Metal Gear Solid 2: Substance offers two main campaigns, a short one starring Solid Snake, the hero from the previous Metal Gear game, and a much longer affair with a new protagonist, Raiden. Gameplay is very similar in both, although each character has their strengths and weaknesses. The story is progressed not only through the in-game movies, but also through communications, where the main character talks with one or more controllers who direct the covert operations from a remote location.

Metal Gear Solid 2: Substance doesn't attempt to be a serious simulation of combat, so unlike the game Splinter Cell, for example, it provides a more action-packed experience. It has a fairly linear story, but with lots of freedom in how to tackle each objective. Objectives range from disarming bombs to gathering information, usually with intense combat taking place all the while. There is also usually an opportunity to use stealth tactics in many scenarios.

Solid Snake and Raiden have similar goals in that they each have to penetrate an installation, which in Snake's case is a tanker, and in Raiden's is an oil rig. They have to sneak into each complex, take out enemies as needed, but avoid combat as much as possible. The characters can hide in various places, including lockers, recesses in hallways, underneath stairwells, and beneath tables. They can crouch, lie prone, as well as run, perform rolls, and shimmy along railings.
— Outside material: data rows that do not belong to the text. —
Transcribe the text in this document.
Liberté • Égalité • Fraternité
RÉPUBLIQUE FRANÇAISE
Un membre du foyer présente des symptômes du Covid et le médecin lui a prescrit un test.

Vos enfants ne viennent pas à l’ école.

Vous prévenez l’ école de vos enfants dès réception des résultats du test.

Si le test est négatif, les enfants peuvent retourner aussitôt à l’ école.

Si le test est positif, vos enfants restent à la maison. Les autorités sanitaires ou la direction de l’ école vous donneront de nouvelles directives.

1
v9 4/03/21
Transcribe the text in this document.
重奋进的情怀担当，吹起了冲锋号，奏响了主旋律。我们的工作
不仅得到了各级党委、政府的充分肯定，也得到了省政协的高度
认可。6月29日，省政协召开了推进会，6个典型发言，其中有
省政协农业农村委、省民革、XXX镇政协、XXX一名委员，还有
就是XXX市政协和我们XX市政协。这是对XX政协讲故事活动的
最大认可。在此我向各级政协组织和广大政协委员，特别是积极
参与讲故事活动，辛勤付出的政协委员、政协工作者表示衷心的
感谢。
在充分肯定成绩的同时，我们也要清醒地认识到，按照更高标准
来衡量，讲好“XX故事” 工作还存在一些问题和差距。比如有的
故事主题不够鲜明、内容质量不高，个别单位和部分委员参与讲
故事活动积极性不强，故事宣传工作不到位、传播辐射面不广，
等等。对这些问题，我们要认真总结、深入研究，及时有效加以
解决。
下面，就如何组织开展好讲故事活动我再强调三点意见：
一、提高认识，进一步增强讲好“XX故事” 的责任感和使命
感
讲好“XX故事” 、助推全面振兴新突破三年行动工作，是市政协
Since it is a port of a console game, Metal Gear Solid 2: Substance also has the usual boss encounters, as well as many hidden objects and unlockable extras. Boss encounters are usually quite difficult, but they are also very colorful and rewarding. Hidden objects range from simple health pickups and ammo to pin-up posters of scantily clad Asian women. Unlockable extras range from whole new available missions to extra items available at the start of subsequent games.


Overall, gameplay in Metal Gear Solid 2: Substance is solid. The game offers a number of difficulty levels, which make the game anywhere from easy to almost impossible to complete. At the easiest difficulty level, the game even 'transports' extra ammo or health pickups right in front of Snake or Raiden as needed just to make sure you have what you need to complete a given scenario.

Game Mechanics:

Although the mouse and keyboard are supported, this game really shines with a game pad, which it can use without any special configuration or setup. The available Options screen allows one to customize not only keyboard and gamepad mappings, but also the graphics and sound settings. It's not the most intuitive setup program, but it is powerful. What it does lack, though, is the ability to change settings during a gaming session.

The game ships on DVD, and requires a substantial commitment of hard drive space. Even on this reviewer's ample computer system there was some slowdown in the frame rate on occasion, and performance was not as smooth as it is in the Xbox version.

Metal Gear Solid 2: Substance is an amazing game. It's probably not appropriate for those gamers who prefer serious tactical combat simulations, but it does offer outstanding graphics, sound, and immersive, interesting, story-driven gameplay. It provides 10-20 hours of intense gaming just with the main campaigns, as well as plenty of extra missions, unlockable items, and other extras.

I can't recommend this game enough. It is truly a masterpiece, and anyone who enjoys great games will surely enjoy Metal Gear Solid 2: Substance.

-Gordy, GameVortex Communications
AKA Gary Lucero

Minimum System Requirements:

Windows 98/ME/2000/XP, 800MHz Pentium III, 128MB RAM, DirectX compliant 3D accelerator with 64MB RAM, DirectX 8.1 compliant sound card, 8x DVD-ROM.

Test System:

Windows XP Home, 2 GHz Pentium 4, 256MB RAM, GeForce 4 Ti4200 w/64MB RAM, SoundBlaster Live! Value, 32x DVD-ROM.